Published: March 30, 2026. The English Chronicle Desk. The English Chronicle Online—Providing trusted news and professional analysis for the UK.
Conservative leader Kemi Badenoch has intensified her “Cheap Power Plan” campaign, formally calling on the Government to abolish VAT on domestic energy bills for the next three years. The proposal, unveiled during a high-profile visit to an oil rig in the North Sea, is positioned as a direct challenge to the Labour administration’s current fiscal strategy. Mrs. Badenoch argued that the 5% tax on heating and electricity is a “levy on the basics of life” that should be suspended immediately to shield households from the global price shocks triggered by the ongoing conflict in the Middle East. According to Conservative party analysis, removing VAT, combined with the scrapping of various “green taxes,” could save the average UK household approximately £200 per year at a time when the energy price cap is once again under upward pressure.
The Conservative leadership’s push for tax cuts represents a sharp departure from the Government’s preference for targeted support. While Chancellor Rachel Reeves has previously used the Budget to shift some renewable energy costs from bills to general taxation—a move that will see the price cap fall by roughly £117 this April—the opposition argues that these measures do not go far enough. Mrs. Badenoch’s plan seeks to go further by repealing the Climate Change Act and halting what she describes as “welfare bailouts” for those on benefits, which she claims are being funded by taxing working families. The Tories maintain that the £2.5 billion annual cost of the VAT holiday could be offset by maximizing North Sea oil and gas extraction, which they believe would generate significant new tax receipts for the Treasury.
The timing of the proposal is highly political, coming just as millions of households prepare for the resetting of the energy price cap. While the Government has successfully implemented a 75% subsidy on the Renewables Obligation (RO) scheme until 2029, the opposition claims these “salami tactics” are insufficient to counter the “Trump tax” of rising global oil prices. However, the plan has faced stiff resistance from the Treasury. Exchequer Secretary Dan Tomlinson dismissed the Tory strategy as a “dangerous fantasy,” noting that even the most aggressive North Sea drilling would have a negligible impact on international wholesale prices. Critics also point out that scrapping VAT on energy would disproportionately benefit wealthier households with larger homes, rather than focusing aid on the fuel-poor.

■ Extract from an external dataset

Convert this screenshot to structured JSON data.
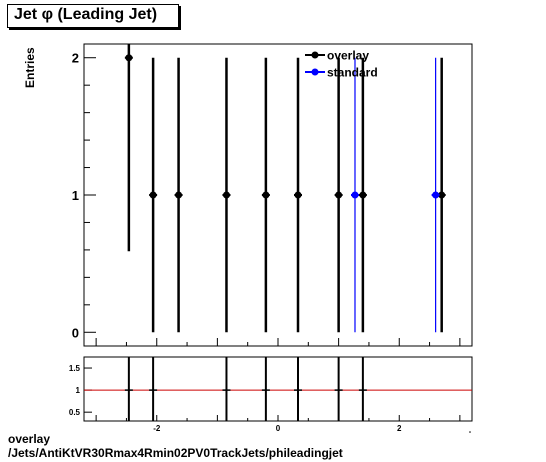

As Prime Minister Sir Keir Starmer prepares to meet with energy industry leaders this week to discuss the impact of the Strait of Hormuz blockade, the debate over VAT has become a central fault line in British politics. For the Conservatives, the three-year tax scrap is a centerpiece of their “Get Britain back on Track” manifesto, designed to present a clear alternative to Labour’s Net Zero transition. For the Government, maintaining the current VAT structure is seen as essential for funding the very clean energy projects they believe will eventually break the UK’s dependence on volatile fossil fuels. With inflation figures expected to fluctuate as the war continues, the battle over the “5% tax” is set to dominate the Westminster agenda for the remainder of the spring.